ASU doctoral student wins competition
Rex Weeks, a doctoral-level student in the School of Human Evolution and Social Change, won the competition for Best Student Paper presented at the annual meeting of the Midwest Archaeological Conference, held in Urbana, Ill.
His paper took on issues in a heated debate in the anthropology of Native American peoples of the northeastern United States, and it gives clear credibility to Native American's own understandings of their religious history compared to a recent interpretation made by some anthropologists.
Weeks' paper, titled “Notes on the Pre-contact Origins of the Midewiwin,” inferred from strong archaeological evidence the pre-European contact antiquity of the “Grand Medicine Society,” or Midewiwin, of native peoples of the northern Eastern Woodlands: the Anishinaabeg. The Midewiwin stands at the heart and soul of the Anishinaabeg and their culture.
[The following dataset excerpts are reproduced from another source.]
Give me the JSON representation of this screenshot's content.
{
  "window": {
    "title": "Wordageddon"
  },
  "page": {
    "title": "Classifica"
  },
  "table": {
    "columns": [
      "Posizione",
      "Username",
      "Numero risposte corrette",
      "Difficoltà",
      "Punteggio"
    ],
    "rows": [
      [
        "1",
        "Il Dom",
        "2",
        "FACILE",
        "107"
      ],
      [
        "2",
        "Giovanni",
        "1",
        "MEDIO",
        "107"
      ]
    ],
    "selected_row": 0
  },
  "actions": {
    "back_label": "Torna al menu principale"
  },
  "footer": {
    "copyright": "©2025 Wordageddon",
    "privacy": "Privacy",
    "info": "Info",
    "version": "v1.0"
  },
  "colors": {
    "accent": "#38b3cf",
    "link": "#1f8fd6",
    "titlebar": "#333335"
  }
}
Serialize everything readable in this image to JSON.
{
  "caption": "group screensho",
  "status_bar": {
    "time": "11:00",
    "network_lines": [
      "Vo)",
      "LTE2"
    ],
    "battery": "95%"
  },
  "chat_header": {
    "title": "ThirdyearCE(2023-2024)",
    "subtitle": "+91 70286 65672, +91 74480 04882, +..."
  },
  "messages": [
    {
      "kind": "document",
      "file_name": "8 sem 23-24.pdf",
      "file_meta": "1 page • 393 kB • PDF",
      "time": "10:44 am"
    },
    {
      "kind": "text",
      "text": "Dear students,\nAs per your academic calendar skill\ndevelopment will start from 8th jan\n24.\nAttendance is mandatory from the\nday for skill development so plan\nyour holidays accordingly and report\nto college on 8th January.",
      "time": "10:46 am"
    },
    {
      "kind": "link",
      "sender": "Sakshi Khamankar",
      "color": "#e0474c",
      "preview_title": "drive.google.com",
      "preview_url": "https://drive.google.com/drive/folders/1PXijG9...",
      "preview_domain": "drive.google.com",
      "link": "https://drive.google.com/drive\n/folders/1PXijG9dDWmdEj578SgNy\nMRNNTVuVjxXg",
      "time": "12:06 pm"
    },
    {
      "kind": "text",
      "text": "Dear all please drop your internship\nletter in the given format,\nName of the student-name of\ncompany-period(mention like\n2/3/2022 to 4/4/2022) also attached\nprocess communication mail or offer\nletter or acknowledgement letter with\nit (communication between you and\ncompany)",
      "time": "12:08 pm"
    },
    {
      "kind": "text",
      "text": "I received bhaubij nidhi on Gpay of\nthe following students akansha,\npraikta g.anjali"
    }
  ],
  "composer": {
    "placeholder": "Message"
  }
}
Recent anthropological thought on the Midewiwin as a post-contact revitalization religious movement in response to European intrusions has been distasteful to Anishinaabeg peoples. Weeks' paper helps to set the record straight.
As part of the award, Weeks' paper will be published in the Midcontinental Journal of Archaeology. Weeks also was given a long bookshelf of publications on Eastern Woodlands archaeology, worth more than $1,500.